The new £120m Airbus plane that ‘threatens to change everything’ for Heathrow Airport | World | News

Side by side, Airbus’ new A321 XLR is indistinguishable from others in the company’s single-aisle jet family – the planes used for short-haul flights to Europe.

But hidden within its hold is a huge fuel tank that can keep the plane in the air for an extra hour and a half, or 700 nautical miles, compared to short-haul jets. 

The new aircraft entered service just this month and is poised to radically change the way we fly, weakening the dominance of mega-airports like Heathrow in the process. 

That extra distance allows the A321 XLR to connect cities up to 4,700 nautical miles apart – further than London to Delhi

With the ability to have flight times of 10 or even 11 hours, the new jet has rightly earned its name – “Extra Long Range”.

Crucially, its narrow-body means that it can serve far-flung destinations from smaller airports that would normally struggle to accommodate the larger planes needed for long haul, like the Airbus A380 or the Boeing 777.

The addition of a fuel tank capable of holding 3,000 gallons of kerosene is key to the XLR’s performance. Rather than fit a traditional tank, Airbus engineers instead filled a section of the hold with fuel, right up to the fuselage skin and cabin floor by erecting bulkheads at either end and lining the entire space with rubber.

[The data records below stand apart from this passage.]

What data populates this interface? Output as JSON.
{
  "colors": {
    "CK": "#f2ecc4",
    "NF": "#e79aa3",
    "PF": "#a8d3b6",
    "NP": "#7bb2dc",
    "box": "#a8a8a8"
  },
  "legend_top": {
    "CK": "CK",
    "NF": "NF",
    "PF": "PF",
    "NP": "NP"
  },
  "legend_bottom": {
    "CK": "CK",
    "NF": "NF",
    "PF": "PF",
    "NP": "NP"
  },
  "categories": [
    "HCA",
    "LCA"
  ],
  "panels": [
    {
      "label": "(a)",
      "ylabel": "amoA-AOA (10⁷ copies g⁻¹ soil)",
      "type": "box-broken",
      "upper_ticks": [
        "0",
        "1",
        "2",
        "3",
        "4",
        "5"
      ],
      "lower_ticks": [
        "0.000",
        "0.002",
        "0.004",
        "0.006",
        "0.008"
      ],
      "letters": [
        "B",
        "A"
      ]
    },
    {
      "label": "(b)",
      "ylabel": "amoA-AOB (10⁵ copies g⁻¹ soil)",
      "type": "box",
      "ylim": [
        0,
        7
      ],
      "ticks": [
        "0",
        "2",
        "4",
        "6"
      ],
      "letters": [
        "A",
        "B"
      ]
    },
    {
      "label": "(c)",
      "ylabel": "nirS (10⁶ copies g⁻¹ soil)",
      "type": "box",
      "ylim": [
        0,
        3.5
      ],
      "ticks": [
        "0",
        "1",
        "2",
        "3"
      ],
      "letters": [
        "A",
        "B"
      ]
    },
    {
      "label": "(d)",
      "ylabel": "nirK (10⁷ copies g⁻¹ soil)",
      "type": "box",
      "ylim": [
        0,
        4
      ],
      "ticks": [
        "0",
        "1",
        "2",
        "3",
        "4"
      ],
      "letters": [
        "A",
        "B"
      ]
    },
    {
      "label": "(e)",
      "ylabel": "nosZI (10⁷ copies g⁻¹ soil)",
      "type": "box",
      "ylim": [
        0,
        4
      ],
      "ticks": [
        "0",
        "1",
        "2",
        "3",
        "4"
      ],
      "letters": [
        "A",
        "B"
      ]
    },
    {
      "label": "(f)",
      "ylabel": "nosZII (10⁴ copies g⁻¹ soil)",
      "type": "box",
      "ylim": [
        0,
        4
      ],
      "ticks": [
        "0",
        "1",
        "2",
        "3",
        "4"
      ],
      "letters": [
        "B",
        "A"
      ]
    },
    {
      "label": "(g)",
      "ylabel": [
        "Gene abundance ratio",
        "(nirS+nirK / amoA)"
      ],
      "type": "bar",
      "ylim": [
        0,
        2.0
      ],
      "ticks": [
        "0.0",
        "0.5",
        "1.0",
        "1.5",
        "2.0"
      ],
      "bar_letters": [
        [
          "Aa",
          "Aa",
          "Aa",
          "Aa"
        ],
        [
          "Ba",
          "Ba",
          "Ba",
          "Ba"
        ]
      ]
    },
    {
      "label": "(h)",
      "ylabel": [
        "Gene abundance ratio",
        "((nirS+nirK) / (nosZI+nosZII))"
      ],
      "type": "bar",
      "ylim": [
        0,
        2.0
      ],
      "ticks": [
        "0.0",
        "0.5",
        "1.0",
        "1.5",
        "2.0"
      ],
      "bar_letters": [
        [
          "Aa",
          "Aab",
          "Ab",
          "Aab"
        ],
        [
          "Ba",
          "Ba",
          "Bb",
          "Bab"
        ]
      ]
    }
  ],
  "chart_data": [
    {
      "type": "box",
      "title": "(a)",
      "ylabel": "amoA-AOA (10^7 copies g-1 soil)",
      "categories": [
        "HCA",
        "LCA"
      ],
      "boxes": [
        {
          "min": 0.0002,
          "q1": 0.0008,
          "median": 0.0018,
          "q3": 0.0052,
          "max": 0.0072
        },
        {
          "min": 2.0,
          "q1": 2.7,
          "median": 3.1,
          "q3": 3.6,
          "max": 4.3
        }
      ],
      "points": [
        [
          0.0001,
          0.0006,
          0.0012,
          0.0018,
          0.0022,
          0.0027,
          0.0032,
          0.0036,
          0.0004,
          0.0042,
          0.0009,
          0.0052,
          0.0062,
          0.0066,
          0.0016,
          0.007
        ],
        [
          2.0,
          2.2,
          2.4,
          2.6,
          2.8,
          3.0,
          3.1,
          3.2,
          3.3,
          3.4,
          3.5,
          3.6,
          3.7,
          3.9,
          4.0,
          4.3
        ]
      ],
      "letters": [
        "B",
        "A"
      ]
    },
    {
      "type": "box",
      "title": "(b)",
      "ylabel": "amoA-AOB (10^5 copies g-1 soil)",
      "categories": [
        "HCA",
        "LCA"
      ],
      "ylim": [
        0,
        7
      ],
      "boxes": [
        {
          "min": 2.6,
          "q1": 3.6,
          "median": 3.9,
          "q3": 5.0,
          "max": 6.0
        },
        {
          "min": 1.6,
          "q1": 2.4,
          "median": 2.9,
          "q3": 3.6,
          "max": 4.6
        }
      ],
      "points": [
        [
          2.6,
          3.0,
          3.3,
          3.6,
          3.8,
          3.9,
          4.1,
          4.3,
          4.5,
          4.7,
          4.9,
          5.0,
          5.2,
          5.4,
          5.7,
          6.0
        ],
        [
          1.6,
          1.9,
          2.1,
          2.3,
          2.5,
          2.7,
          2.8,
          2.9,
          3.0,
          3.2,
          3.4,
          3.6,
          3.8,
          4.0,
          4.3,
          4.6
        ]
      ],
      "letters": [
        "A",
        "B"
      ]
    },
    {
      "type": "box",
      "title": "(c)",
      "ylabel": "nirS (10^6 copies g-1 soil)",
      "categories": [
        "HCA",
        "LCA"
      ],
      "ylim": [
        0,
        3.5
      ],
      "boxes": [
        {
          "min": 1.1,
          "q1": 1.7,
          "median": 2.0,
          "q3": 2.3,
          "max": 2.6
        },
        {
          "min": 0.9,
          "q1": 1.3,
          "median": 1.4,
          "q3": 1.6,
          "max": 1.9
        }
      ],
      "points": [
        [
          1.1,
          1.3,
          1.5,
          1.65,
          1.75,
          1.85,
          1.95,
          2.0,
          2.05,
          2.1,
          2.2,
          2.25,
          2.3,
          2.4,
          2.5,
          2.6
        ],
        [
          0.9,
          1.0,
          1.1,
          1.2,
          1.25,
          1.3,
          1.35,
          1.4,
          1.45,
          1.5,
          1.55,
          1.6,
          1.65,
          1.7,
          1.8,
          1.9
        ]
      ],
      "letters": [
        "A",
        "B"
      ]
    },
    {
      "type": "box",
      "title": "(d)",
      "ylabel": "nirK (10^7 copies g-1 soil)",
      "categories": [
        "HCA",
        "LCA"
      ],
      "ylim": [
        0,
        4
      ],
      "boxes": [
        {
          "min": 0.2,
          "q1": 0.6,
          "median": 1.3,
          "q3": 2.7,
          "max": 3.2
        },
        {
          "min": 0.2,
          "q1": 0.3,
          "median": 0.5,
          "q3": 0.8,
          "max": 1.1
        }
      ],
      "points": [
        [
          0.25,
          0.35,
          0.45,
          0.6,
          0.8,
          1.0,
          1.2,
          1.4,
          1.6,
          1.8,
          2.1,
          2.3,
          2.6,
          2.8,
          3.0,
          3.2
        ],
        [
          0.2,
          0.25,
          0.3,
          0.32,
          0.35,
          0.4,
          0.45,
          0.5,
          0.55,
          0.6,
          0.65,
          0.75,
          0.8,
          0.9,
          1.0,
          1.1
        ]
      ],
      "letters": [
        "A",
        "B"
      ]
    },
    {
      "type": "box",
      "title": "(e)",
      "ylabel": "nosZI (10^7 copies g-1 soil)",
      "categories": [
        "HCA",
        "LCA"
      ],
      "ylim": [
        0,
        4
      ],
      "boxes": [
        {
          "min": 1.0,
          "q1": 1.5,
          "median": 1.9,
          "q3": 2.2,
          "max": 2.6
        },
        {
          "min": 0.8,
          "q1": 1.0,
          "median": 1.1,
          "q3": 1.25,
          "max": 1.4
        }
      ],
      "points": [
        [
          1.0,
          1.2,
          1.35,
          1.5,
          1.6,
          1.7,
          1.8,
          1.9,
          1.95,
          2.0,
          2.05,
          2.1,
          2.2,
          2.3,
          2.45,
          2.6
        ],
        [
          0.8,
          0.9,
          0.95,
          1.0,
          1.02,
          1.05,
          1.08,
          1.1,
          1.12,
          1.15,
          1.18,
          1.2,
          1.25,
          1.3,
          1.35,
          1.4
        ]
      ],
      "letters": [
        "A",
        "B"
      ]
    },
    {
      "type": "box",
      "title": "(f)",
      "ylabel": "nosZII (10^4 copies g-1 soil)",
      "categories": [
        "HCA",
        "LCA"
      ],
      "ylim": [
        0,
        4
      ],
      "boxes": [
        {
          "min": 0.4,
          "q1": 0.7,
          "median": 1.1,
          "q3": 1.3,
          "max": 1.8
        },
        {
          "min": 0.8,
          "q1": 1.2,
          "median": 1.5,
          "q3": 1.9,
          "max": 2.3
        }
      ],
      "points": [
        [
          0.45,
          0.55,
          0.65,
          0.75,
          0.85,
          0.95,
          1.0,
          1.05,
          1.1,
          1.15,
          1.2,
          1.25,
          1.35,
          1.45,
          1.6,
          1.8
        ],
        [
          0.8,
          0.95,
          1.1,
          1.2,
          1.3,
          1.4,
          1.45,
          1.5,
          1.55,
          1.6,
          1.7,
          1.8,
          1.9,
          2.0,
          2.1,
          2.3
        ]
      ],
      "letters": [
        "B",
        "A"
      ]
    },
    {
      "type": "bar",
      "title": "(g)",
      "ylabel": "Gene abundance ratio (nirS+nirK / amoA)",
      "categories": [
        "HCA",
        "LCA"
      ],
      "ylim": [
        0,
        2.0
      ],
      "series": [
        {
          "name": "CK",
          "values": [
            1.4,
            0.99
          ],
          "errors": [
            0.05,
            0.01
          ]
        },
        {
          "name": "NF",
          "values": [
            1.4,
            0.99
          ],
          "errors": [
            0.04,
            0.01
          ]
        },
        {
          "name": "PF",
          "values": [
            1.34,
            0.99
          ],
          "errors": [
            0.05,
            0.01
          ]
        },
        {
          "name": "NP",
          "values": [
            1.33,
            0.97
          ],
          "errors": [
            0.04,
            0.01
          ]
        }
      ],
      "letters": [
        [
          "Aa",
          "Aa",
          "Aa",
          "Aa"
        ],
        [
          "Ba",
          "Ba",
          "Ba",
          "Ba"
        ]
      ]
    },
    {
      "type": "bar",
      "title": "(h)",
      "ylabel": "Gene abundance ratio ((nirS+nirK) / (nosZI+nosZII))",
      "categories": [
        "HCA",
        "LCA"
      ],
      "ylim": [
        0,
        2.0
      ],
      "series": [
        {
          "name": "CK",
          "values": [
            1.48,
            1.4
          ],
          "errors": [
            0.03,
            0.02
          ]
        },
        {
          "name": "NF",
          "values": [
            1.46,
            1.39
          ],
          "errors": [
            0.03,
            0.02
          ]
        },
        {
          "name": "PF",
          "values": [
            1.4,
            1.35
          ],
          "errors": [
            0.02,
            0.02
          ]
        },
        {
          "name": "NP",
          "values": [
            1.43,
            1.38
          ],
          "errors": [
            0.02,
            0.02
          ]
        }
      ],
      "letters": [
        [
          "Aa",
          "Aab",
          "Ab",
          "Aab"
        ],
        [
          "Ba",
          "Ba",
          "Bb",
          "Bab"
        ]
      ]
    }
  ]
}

“With the new fuel tank we’ve been able to add range but not add costs,” said Antonio Da Costa, the head of marketing on Airbus’s single-aisle programme, The Telegraph reported. “It’s much smaller than a wide-body but so is the cost of operating it. So you end up with a plane that only needs 100-plus passengers to break even.”

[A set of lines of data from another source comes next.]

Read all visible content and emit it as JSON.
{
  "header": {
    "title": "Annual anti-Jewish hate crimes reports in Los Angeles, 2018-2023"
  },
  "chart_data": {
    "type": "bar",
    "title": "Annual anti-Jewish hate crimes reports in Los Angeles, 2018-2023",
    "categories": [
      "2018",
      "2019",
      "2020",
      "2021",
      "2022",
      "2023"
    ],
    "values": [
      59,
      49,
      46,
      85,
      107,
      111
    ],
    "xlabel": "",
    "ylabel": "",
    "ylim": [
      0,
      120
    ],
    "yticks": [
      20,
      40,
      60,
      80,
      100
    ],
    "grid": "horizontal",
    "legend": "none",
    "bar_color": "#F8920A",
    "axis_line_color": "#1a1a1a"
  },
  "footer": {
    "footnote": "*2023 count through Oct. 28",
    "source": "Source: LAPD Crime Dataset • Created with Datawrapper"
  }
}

The base purchase price for the Airbus A321 XLR is $150 million before options, equivalent to £119.7 million. 

It is no surprise, therefore, that this combination of range and size has won it more than 500 orders from more than 25 airlines around the world, including American Airlines which is expected to deploy the XLR on transatlantic flights and Qantas to connect cities such as Brisbane and Perth to Hong Kong.  

The XLR’s first customer, Iberia of Spain, began operations on November 14 with services from Madrid to Boston, while Ireland’s Aer Lingus plans to use its first planes for flights from Dublin to Nashville and Indianapolis. 

For the UK, flights from Manchester or Edinburgh all the way to Seattle and Portland on the US West Coast would also be well within the XLR’s capabilities. 

For the tourist, this can only be a good thing. Non-stop services would shave hours off today’s indirect routes that people living outside of major capitals must often experience before reaching their destination. 

“Most people are flying from secondary city to secondary city and if you can do it without having to go via a stonking great hub, all the better,” says Nick Cunningham, an aviation analyst at Agency Partners. “A smaller plane is also a bit less of a cattle truck.”

For airports that are major transfer hubs, like Heathrow and Amsterdam Schiphol, however, the new A321 XLR is not such good news. It will remove the need to rely on these airports for connections, a service which they rely on for much of their business. 

Airbus’s new plane also poses a new challenge to its rival, Boeing, which has nothing in its arsenal to match the XLR in terms of distance. Its largest 737 Max 10 model, which has been long delayed by the US company’s safety and production crisis, falls short by almost 1,000 nautical miles in comparison.

“From the UK you could be looking at Glasgow and Edinburgh to Seattle, also India, Pakistan and anywhere in the Gulf,” concluded Cunningham. “It will be up to the airlines to show how they can use it.”